9. Agency and Strategising
• BME students are not passive
• Avoidance can be agentic; resistance and resilience
• Highly strategic in terms of working round and through
exigencies (see Stevenson, 2012*)
• Students bring to, and draw on, forms of community
cultural wealth - the assets that many students acquire
from ... "a sense of community history, memory and
cultural intuition" (Yosso 2005:79) (aspirational, linguistic,
familial, social, navigational, and resistance)
Stevenson, J. (2012) An exploration of the link between Minority Ethnic and White students’ degree attainment and views of their
future ‘Possible Selves’, Higher Education Studies, 2 (4), pp. 103-113.
Yosso, T.J. (2005). Whose culture has capital? Race, Ethnicity and Education, 8(1), pp. 69–91.
10. Ways forward?
• I speak three languages, I am a single parent, a former
refugee, learnt English from scratch, went to FE college,
trained to be a nursery assistant, worked since I could....
(female, British Black African)....
• Yosso's framework should be used to develop
approaches to supporting students
• Start with what students bring to the classroom not what
they don't
• Ask reflective questions of our practice
• Angela Locke
http://web.csulb.edu/divisions/aa/personnel/fcpd/workshops/documents/Wrk1
EditedYossoCulturalWealthSummary.pdf
11. • Aspirational capital
• How are we supporting the maintenance and growth of students’ aspirations?
• What assumptions do we have about our students’ aspirations?
• Linguistic
• How are we supporting the language and communication strengths of our students?
• To what degree do courses utilise inclusive pedagogical practices?
• Familial capital
• How do we recognise and help students draw on wisdom, values and stories from
their home communities?
• How do we create environments that honour and invite families to participate?
• Social capital
• How do we help students stay connected to the communities and individuals
instrumental in their previous educational success?
• How do we engage with likely individuals and community-based organisations about
admissions and selection processes and the types of supports successful students
need?
12. • Navigational capital
• How do we help students navigate our institutions? Interactions with
teachers/faculty? Interactions with student-support staff? Their peers?
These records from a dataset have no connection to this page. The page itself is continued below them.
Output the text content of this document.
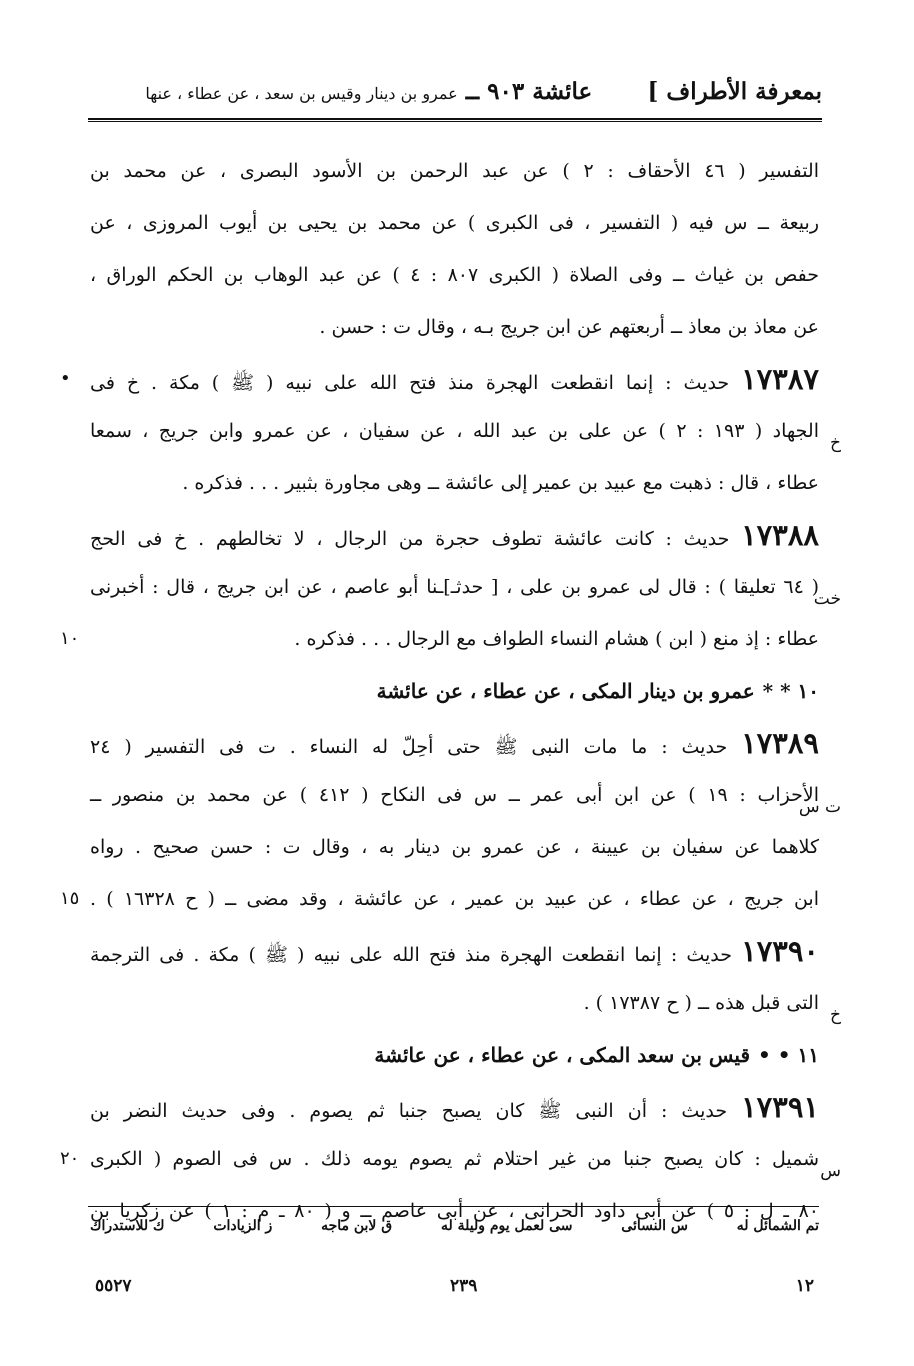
بمعرفة الأطراف ]
عائشة ٩٠٣ ــ عمرو بن دينار وقيس بن سعد ، عن عطاء ، عنها
التفسير ( ٤٦ الأحقاف : ٢ ) عن عبد الرحمن بن الأسود البصرى ، عن محمد بن
ربيعة ــ س فيه ( التفسير ، فى الكبرى ) عن محمد بن يحيى بن أيوب المروزى ، عن
حفص بن غياث ــ وفى الصلاة ( الكبرى ٨٠٧ : ٤ ) عن عبد الوهاب بن الحكم الوراق ،
عن معاذ بن معاذ ــ أربعتهم عن ابن جريج بـه ، وقال ت : حسن .
١٧٣٨٧ حديث : إنما انقطعت الهجرة منذ فتح الله على نبيه ( ﷺ ) مكة . خ فى
•
الجهاد ( ١٩٣ : ٢ ) عن على بن عبد الله ، عن سفيان ، عن عمرو وابن جريج ، سمعا
خ
عطاء ، قال : ذهبت مع عبيد بن عمير إلى عائشة ــ وهى مجاورة بثبير . . . فذكره .
١٧٣٨٨ حديث : كانت عائشة تطوف حجرة من الرجال ، لا تخالطهم . خ فى الحج
( ٦٤ تعليقا ) : قال لى عمرو بن على ، [ حدثـ]ـنا أبو عاصم ، عن ابن جريج ، قال : أخبرنى
خت
عطاء : إذ منع ( ابن ) هشام النساء الطواف مع الرجال . . . فذكره .
١٠
١٠ * *عمرو بن دينار المكى ، عن عطاء ، عن عائشة
١٧٣٨٩ حديث : ما مات النبى ﷺ حتى أحِلّ له النساء . ت فى التفسير ( ٢٤
الأحزاب : ١٩ ) عن ابن أبى عمر ــ س فى النكاح ( ٤١٢ ) عن محمد بن منصور ــ
ت س
كلاهما عن سفيان بن عيينة ، عن عمرو بن دينار به ، وقال ت : حسن صحيح . رواه
ابن جريج ، عن عطاء ، عن عبيد بن عمير ، عن عائشة ، وقد مضى ــ ( ح ١٦٣٢٨ ) .
١٥
١٧٣٩٠ حديث : إنما انقطعت الهجرة منذ فتح الله على نبيه ( ﷺ ) مكة . فى الترجمة
التى قبل هذه ــ ( ح ١٧٣٨٧ ) .
خ
١١ • •قيس بن سعد المكى ، عن عطاء ، عن عائشة
١٧٣٩١ حديث : أن النبى ﷺ كان يصبح جنبا ثم يصوم . وفى حديث النضر بن
شميل : كان يصبح جنبا من غير احتلام ثم يصوم يومه ذلك . س فى الصوم ( الكبرى
٢٠
س
٨٠ ـ ل : ٥ ) عن أبى داود الحرانى ، عن أبى عاصم ــ و ( ٨٠ ـ م : ١ ) عن زكريا بن
تم الشمائل له
س النسائى
سى لعمل يوم وليلة له
ق لابن ماجه
ز الزيادات
ك للاستدراك
١٢
٢٣٩
٥٥٢٧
• How willing are we to acknowledge that our institutions, both their structures and
cultures, have a history of, and may still in many ways be unsupportive and/or
hostile to our students and their communities?
• Resistance capital
• How do we support students who are committed to engaging in and serving their
home communities (however they define these)?
• What opportunities do we provide students in and outside of the classroom to
prepare them for participation in a diverse democracy?